McGregor having defeated Max Holloway, Nate Diaz, Eddie Alvarez, Chad Mendes, Dustin Poirier and Jose Aldo. Cowboy having defeated Benson Henderson, Rick Story, Matt Brown, Alexander Hernandez, Melvin Guillard, Edson Barboza, Eddie Alvarez, Charles Oliveira, Jeremy Stephens and Patrick Cote. The experience both men bring to this contest is truly unmatched, for high profile and for the experience.
McGregor is a tremendous striker and his grappling is underrated (controlling of Holloway and his takedown defence from Nate Diaz in the rematch), it isn’t as poor as some would have you believe, however it has been his weakness most exposed. There is a possibility of Conor having a suspect chin as he has been rocked against Nate Diaz and dropped against Khabib Nurmagomedov, two men not known for their power.

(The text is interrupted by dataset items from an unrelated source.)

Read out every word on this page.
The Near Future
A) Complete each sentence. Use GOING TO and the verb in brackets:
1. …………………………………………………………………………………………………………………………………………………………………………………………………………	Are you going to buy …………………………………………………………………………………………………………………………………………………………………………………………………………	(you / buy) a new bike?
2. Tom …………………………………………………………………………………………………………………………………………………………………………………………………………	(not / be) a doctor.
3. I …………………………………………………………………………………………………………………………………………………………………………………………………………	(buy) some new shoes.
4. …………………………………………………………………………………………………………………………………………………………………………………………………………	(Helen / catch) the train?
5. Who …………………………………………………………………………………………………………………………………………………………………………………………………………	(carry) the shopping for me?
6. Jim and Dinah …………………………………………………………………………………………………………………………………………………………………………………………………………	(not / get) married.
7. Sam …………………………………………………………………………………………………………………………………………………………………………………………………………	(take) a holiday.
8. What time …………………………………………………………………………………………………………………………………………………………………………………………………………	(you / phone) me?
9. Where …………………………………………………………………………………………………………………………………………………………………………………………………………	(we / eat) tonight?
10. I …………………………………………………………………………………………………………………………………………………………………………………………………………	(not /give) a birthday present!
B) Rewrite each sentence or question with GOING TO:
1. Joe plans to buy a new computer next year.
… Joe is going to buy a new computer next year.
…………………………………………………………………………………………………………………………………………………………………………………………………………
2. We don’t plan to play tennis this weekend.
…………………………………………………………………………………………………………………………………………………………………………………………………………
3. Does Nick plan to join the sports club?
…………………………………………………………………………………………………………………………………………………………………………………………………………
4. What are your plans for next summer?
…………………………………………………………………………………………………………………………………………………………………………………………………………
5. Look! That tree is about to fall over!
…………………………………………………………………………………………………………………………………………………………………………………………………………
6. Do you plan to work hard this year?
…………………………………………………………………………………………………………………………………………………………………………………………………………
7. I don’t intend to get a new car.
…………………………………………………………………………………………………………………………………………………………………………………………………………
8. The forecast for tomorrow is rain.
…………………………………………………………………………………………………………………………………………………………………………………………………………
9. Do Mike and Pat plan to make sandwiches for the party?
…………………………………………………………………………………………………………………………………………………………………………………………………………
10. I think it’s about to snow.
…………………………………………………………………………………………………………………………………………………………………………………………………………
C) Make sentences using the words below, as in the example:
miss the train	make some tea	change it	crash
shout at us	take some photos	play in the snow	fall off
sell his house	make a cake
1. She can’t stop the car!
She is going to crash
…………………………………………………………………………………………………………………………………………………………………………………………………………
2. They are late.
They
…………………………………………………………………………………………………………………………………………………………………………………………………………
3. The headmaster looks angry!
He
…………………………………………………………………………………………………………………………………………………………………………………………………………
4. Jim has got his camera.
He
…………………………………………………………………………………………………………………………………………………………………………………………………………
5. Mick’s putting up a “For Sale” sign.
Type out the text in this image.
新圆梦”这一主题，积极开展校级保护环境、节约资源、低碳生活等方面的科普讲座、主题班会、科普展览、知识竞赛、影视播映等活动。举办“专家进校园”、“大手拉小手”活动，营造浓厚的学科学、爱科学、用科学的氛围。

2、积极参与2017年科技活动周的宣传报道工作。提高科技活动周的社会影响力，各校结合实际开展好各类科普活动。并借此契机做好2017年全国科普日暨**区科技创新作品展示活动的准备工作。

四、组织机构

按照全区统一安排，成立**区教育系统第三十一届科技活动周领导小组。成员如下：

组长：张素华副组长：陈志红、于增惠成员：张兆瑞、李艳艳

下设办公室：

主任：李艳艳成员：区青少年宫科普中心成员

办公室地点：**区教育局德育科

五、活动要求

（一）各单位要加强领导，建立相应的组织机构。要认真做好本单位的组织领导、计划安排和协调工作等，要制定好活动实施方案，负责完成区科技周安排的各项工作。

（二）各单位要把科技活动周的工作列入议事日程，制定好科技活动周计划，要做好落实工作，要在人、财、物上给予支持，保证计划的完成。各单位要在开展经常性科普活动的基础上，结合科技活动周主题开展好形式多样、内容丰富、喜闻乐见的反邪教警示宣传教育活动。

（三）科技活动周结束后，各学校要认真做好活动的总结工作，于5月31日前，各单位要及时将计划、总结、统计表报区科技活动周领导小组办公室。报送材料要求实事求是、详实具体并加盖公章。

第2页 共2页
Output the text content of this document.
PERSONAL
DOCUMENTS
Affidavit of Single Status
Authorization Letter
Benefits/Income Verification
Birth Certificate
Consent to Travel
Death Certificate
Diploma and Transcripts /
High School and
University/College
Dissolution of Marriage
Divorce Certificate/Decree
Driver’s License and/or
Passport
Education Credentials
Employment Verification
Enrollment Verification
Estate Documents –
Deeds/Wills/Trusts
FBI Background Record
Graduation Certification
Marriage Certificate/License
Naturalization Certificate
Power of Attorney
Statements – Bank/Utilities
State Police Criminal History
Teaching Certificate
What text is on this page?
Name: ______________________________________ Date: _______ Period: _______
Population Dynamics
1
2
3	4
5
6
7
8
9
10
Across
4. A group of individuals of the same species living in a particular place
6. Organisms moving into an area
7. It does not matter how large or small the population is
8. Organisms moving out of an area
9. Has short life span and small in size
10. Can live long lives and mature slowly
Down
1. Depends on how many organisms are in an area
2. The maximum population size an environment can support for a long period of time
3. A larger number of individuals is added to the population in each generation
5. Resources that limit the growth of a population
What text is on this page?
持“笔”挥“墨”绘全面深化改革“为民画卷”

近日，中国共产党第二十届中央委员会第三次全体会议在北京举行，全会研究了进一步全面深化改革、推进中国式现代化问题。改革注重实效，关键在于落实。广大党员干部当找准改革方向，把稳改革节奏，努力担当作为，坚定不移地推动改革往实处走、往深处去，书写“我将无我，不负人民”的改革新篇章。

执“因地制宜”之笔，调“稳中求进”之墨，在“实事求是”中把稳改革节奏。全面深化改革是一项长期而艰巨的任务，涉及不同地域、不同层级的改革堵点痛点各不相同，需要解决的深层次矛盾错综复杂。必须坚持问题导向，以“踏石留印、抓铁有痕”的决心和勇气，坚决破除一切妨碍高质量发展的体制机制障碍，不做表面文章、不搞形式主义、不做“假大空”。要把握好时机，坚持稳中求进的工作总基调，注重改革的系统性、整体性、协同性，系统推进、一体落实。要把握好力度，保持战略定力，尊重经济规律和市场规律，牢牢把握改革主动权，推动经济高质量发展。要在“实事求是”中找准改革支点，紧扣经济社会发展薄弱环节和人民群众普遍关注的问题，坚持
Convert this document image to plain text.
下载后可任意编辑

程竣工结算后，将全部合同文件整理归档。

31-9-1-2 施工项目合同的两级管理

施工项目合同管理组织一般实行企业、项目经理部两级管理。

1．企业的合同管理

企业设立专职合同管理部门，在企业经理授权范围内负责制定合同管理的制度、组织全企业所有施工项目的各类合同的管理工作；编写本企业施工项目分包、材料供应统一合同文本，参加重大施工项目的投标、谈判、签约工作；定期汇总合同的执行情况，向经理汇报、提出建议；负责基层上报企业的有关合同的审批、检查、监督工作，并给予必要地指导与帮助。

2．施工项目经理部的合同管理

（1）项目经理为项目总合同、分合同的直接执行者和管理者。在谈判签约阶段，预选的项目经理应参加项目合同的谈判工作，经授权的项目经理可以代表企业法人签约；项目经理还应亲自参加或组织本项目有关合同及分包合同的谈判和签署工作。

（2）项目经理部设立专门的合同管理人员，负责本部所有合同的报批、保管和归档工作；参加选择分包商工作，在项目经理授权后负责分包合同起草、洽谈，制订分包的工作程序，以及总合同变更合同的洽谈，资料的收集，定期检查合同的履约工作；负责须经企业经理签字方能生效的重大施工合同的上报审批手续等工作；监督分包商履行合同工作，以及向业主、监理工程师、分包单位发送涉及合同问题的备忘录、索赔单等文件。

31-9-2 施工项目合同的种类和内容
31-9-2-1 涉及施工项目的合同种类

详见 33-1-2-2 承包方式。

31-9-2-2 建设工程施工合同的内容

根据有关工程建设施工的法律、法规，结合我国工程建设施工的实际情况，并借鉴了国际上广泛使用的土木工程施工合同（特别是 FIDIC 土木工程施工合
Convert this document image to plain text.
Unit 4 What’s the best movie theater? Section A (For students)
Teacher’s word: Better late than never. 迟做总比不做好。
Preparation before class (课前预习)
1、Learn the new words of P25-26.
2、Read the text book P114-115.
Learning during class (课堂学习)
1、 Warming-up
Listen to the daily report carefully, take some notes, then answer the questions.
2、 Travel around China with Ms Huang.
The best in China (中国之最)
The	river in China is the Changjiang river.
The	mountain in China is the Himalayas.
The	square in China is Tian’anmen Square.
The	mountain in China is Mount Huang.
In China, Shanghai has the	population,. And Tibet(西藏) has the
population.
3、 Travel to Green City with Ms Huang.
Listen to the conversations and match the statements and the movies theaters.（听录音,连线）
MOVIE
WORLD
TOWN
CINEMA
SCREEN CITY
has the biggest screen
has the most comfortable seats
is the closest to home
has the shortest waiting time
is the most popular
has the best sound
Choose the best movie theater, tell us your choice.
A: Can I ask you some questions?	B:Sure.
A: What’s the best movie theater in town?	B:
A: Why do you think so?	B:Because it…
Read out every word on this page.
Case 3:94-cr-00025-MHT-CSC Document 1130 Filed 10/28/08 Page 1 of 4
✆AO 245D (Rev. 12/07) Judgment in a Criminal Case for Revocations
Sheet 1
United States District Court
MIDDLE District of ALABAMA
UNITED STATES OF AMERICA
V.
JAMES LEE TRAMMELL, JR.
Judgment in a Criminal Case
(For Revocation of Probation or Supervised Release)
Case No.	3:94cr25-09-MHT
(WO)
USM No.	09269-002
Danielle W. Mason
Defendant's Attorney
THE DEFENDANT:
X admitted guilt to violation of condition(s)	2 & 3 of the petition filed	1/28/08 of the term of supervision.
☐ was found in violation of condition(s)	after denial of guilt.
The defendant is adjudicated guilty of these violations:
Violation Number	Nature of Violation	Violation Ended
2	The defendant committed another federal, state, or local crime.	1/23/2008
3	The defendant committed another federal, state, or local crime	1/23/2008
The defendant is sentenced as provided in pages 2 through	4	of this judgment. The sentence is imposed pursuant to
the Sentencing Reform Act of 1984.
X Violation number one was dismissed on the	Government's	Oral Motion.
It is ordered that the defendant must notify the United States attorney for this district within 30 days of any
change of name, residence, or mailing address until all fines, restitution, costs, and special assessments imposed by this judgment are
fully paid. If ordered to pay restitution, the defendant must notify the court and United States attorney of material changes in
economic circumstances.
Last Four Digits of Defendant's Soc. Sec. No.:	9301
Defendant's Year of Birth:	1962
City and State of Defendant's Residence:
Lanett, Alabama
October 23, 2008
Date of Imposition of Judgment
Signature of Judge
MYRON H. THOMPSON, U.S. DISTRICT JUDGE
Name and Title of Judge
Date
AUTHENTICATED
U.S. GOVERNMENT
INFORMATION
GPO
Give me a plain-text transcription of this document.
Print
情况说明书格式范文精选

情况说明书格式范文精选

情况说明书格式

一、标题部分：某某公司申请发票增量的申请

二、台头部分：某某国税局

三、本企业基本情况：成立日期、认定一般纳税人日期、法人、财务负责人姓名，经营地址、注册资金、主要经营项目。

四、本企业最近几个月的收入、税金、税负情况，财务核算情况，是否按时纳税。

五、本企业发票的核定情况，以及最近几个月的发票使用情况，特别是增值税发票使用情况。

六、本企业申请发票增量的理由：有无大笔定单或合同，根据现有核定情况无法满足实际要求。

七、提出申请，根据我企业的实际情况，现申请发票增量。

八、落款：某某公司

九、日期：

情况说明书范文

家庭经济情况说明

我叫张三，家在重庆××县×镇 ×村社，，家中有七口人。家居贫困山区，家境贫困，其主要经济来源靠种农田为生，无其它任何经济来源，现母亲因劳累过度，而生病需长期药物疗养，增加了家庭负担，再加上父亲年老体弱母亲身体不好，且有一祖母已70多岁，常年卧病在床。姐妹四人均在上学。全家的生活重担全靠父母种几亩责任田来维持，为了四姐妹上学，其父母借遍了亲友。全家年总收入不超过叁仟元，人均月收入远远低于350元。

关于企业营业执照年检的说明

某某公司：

People can look at Cowboy as a choke artist as he usually underperforms when he is faced with an opponent in a high stakes fight and there isn’t a bigger fight in MMA than against Conor. Analysing the Darren Till fight could suggest that Cowboy struggles with southpaws with sharp counter cross lefts. You could observe the Rafael dos Anjos fight or Anthony Pettis fight and see that Cowboy does not protect well against lower body strikes to his core. Plenty is known about Cerrone and his weaknesses, let’s look at his strengths. His pressure is off the charts, only really being outperformed by Nate Diaz seven years ago. How does his chin hold up? After taking shots from heavy hitters like Mike Perry, Robbie Lawler and Matt Brown I’d have to believe that he can take the left hand of McGregor, the problem is that Cowboy’s pressure striking leads him to expose his chin, however McGregor is strong at countering from a range (perhaps the very best in the sport), not so much from the pocket. With Cerrone succeeding in taking down bigger people than McGregor like Darren Till and Alex Oliveira one would have to assume that he would be able to take McGregor down as well, and on the ground McGregor would be in trouble. Furthermore, when McGregor tires (which he often does when not controlling the fight) he drops his hands, Cerrone has a highlight of its own of head kick knockouts, and although I believe Cerrone is the stronger striker, he’d be better just to play it safe and look to control McGregor on the ground.
I believe that Cowboy would finally get his true career-defining win in this fight, stopping Conor McGregor within 2 rounds.